1. FastMCP: Build and Dockerize Your Own MCP Server

This is an example of building a custom Server using Python's FastMCP library, then packaging it as Docker. We use Docker's -i (interactive) flag so the Server inside the container can communicate with the Host via STDIO.

Step A: Write a simple my_server.py

from fastmcp import FastMCP

# Create a FastMCP instance
mcp = FastMCP("My Cool Server")

# Define a simple tool: addition
@mcp.tool()
async def add_numbers(a: int, b: int) -> int:
    """Add two numbers together."""
    return a + b

if __name__ == "__main__":
    # Start the server in stdio mode
    mcp.run(transport="stdio")

Step B: Write a Dockerfile

FROM python:3.11-slim

# Set the working directory
WORKDIR /app

# Install the FastMCP library
RUN pip install --no-cache-dir fastmcp

# Copy the code into the container
COPY my_server.py .

# Default startup command
ENTRYPOINT ["python", "my_server.py"]

Step C: Build and start the container (Host side)

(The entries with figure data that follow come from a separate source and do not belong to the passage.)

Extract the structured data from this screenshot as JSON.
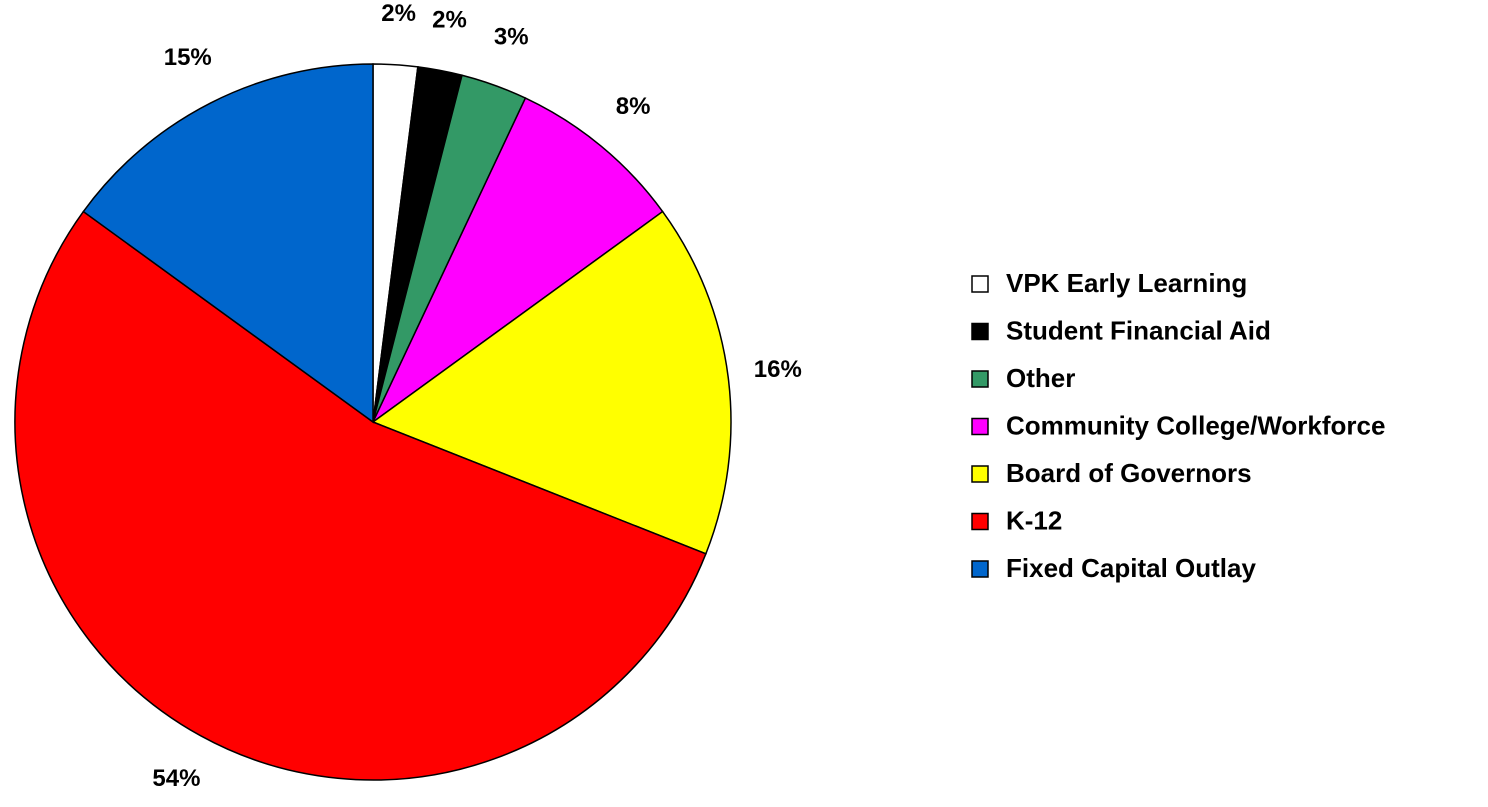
{
  "chart_data": {
    "type": "pie",
    "categories": [
      "VPK Early Learning",
      "Student Financial Aid",
      "Other",
      "Community College/Workforce",
      "Board of Governors",
      "K-12",
      "Fixed Capital Outlay"
    ],
    "values": [
      2,
      2,
      3,
      8,
      16,
      54,
      15
    ],
    "value_labels": [
      "2%",
      "2%",
      "3%",
      "8%",
      "16%",
      "54%",
      "15%"
    ],
    "colors": [
      "#ffffff",
      "#000000",
      "#339966",
      "#ff00ff",
      "#ffff00",
      "#ff0000",
      "#0066cc"
    ],
    "legend": "right"
  }
}
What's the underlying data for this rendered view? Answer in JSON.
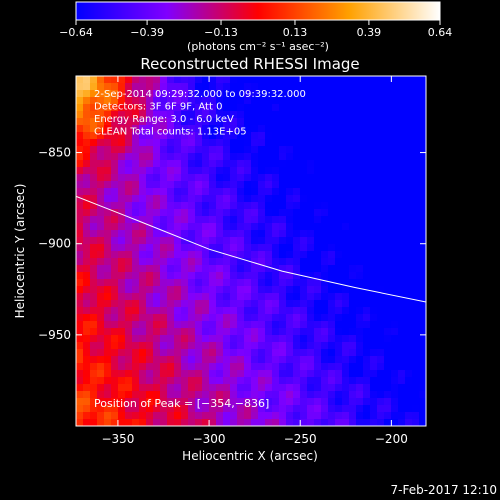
{
  "chart_data": {
    "type": "heatmap",
    "title": "Reconstructed RHESSI Image",
    "xlabel": "Heliocentric X (arcsec)",
    "ylabel": "Heliocentric Y (arcsec)",
    "xlim": [
      -373,
      -181
    ],
    "ylim": [
      -1000,
      -808
    ],
    "x_ticks": [
      -350,
      -300,
      -250,
      -200
    ],
    "x_tick_labels": [
      "−350",
      "−300",
      "−250",
      "−200"
    ],
    "y_ticks": [
      -850,
      -900,
      -950
    ],
    "y_tick_labels": [
      "−850",
      "−900",
      "−950"
    ],
    "colorbar": {
      "range": [
        -0.64,
        0.64
      ],
      "ticks": [
        -0.64,
        -0.39,
        -0.13,
        0.13,
        0.39,
        0.64
      ],
      "tick_labels": [
        "−0.64",
        "−0.39",
        "−0.13",
        "0.13",
        "0.39",
        "0.64"
      ],
      "label": "(photons cm⁻² s⁻¹ asec⁻²)",
      "colors": [
        "#0000ff",
        "#8000ff",
        "#ff0000",
        "#ffa000",
        "#ffffff"
      ]
    },
    "annotations": [
      "2-Sep-2014 09:29:32.000 to 09:39:32.000",
      "Detectors: 3F 6F 9F, Att 0",
      "Energy Range: 3.0 - 6.0 keV",
      "CLEAN    Total counts: 1.13E+05"
    ],
    "peak_label": "Position of Peak = [−354,−836]",
    "peak": [
      -354,
      -836
    ],
    "limb_curve": {
      "x": [
        -373,
        -340,
        -300,
        -260,
        -220,
        -181
      ],
      "y": [
        -874,
        -887,
        -903,
        -915,
        -924,
        -932
      ]
    }
  },
  "timestamp": "7-Feb-2017 12:10",
  "colors": {
    "background": "#000000",
    "foreground": "#ffffff"
  }
}
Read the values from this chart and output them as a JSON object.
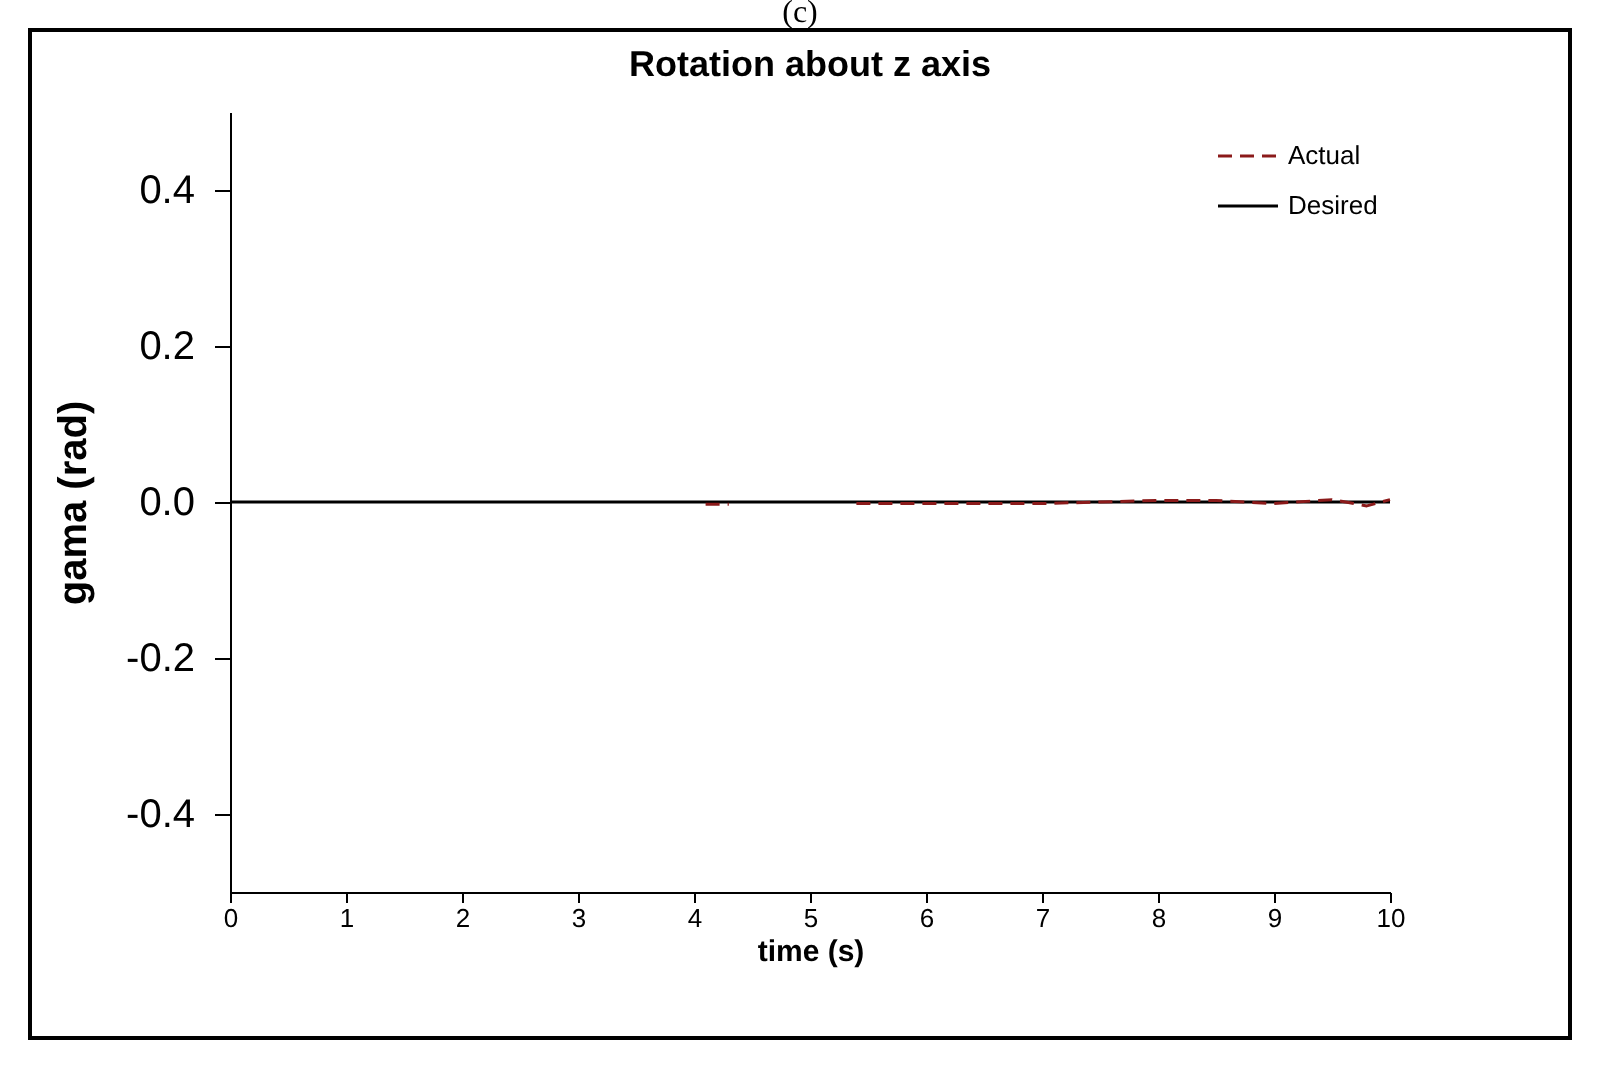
{
  "chart_data": {
    "type": "line",
    "title": "Rotation about z axis",
    "xlabel": "time (s)",
    "ylabel": "gama (rad)",
    "annotations": [
      "(c)"
    ],
    "xlim": [
      0,
      10
    ],
    "xticks": [
      0,
      1,
      2,
      3,
      4,
      5,
      6,
      7,
      8,
      9,
      10
    ],
    "ylim": [
      -0.5,
      0.5
    ],
    "yticks": [
      -0.4,
      -0.2,
      {
        "value": 0,
        "label": "0.0"
      },
      0.2,
      0.4
    ],
    "grid": false,
    "legend": "top right",
    "series": [
      {
        "name": "Actual",
        "color": "#8b1a1a",
        "line_style": "dashed",
        "x": [
          4.1,
          4.3,
          4.8,
          5.4,
          6,
          7,
          7.5,
          8,
          8.5,
          9,
          9.5,
          9.8,
          10
        ],
        "values": [
          -0.003,
          -0.003,
          null,
          -0.002,
          -0.002,
          -0.002,
          0,
          0.002,
          0.002,
          -0.002,
          0.003,
          -0.005,
          0.003
        ]
      },
      {
        "name": "Desired",
        "color": "#000000",
        "line_style": "solid",
        "x": [
          0,
          10
        ],
        "values": [
          0,
          0
        ]
      }
    ]
  }
}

On your Host machine (terminal), build the Docker image:

docker build -t my-mcp-server .

Finally, configure your MCP config file (e.g., claude_desktop_config.json):

"mcpServers": {
  "my-docker-server": {
    "command": "docker",
    "args": ["run", "-i", "--rm", "my-mcp-server:latest"]
  }
}

At this point, Claude will start this container for you and connect to it via stdio.

2. Jupyter STDIO: Let AI Control Your Local Jupyter Environment

If you want a Host like Claude Desktop to directly operate Jupyter on your machine for data analysis, you can use jupyter-mcp-server.

Step A: Install the package

Run in your terminal:

# If installed in your Python environment
pip install jupyter-mcp-server

# Or, if you have uv, run it directly
uvx --install jupyter-mcp-server

Step B: Configure it in the Host's config file (using STDIO)

Configure it directly in your MCP config file (e.g., claude_desktop_config.json):

"mcpServers": {
  "my-jupyter": {
    "command": "jupyter-mcp-server",
    "args": []
  }
}

Now that you understand the differences between Host, Client, Server, and the transport channels, you should have a much clearer picture of how MCP works. Whether you use an off-the-shelf Server or build your own, MCP opens up endless possibilities for AI agent development. Go give it a try!